Zum Abschluss der Aufnahmesitzungen fand im April 2022 im Sendesaal des Funkhauses Berlin eine öffentliche Aufführung der Oper statt. Dabei konnte man erleben, wie der leidenschaftliche Einsatz aller Beteiligten das Konzertpodium zur Bühne machte und der dramatischen Wahrhaftigkeit des Stoffes Rechnung getragen wurde. In diesem Stück kommen sämtliche Protagonisten im Laufe der Handlung ums Leben, das kann man nicht nur in gepflegtem Schöngesang vermitteln.

Allen voran beweist Melody Moore in der Titelrolle, dass der eine oder andere spröde Ton der Glaubwürdigkeit ihrer Interpretation sogar dient. Mit sicherem dramatischen Instinkt gestaltet sie nicht nur das „Vissi d’Arte“,, in den Szenen mit Cavaradossi und Scarpia erweist sie sich jeweils als sensible Partnerin. Sie liefert eine Interpretation aus einem Guss, von den Mario-Rufen beim Auftritt bis zum hohen B vor dem Sprung in den Tod erlebt man ein Wesen aus Fleisch und Blut.

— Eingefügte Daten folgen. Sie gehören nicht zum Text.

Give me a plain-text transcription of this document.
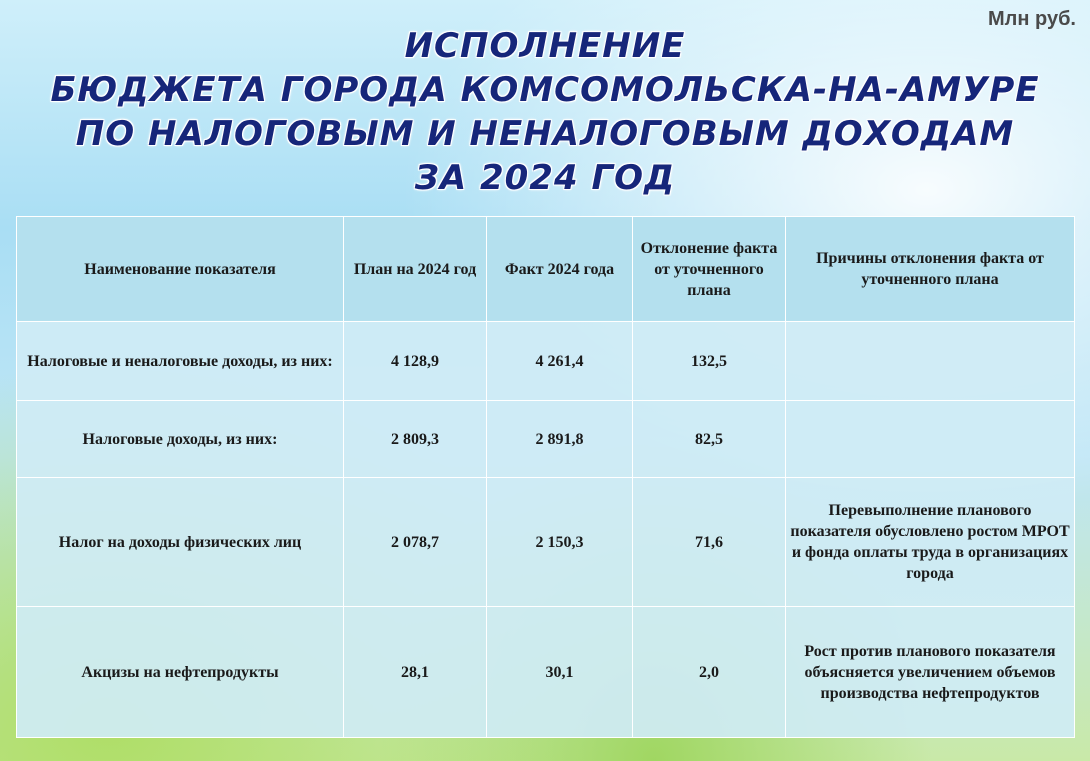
Млн руб.
ИСПОЛНЕНИЕ
БЮДЖЕТА ГОРОДА КОМСОМОЛЬСКА-НА-АМУРЕ
ПО НАЛОГОВЫМ И НЕНАЛОГОВЫМ ДОХОДАМ
ЗА 2024 ГОД
Наименование показателя	План на 2024 год	Факт 2024 года	Отклонение факта от уточненного плана	Причины отклонения факта от уточненного плана
Налоговые и неналоговые доходы, из них:	4 128,9	4 261,4	132,5	
Налоговые доходы, из них:	2 809,3	2 891,8	82,5	
Налог на доходы физических лиц	2 078,7	2 150,3	71,6	Перевыполнение планового показателя обусловлено ростом МРОТ и фонда оплаты труда в организациях города
Акцизы на нефтепродукты	28,1	30,1	2,0	Рост против планового показателя объясняется увеличением объемов производства нефтепродуктов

Auch Lester Lynch als bösartiger Baron Scarpia legt mehr Wert auf Authentizität, als auf Kantilenen, er beendet seine Rolle mit einem perfekten Todesröcheln. Leider ist das Timbre seines kräftigen Baritons etwas trocken und lässt interessante Farben vermissen. Das Glanzlicht der Besetzung bildet allerdings der rumänische Tenor Stefan Pop, der trotz seiner Jugend bereits auf den Gewinn mehrerer Wettbewerbe, darunter jenen von Operalia im Jahr 2010, sowie Engagements an ersten Häusern zurückblicken kann. Nach anfangs lyrischen Partien erobert er sich inzwischen das Spinto-Fach, man kann ihm getrost eine große Zukunft auf den Bühnen der Welt prophezeien. Es spricht für ihn, dass er die Kraft seiner sehr ansprechend timbrierten Stimme nicht rücksichtslos ausstellt, sondern dezent und geschmackvoll phrasiert, eine selten gewordene Tugend unter seinen Fachkollegen.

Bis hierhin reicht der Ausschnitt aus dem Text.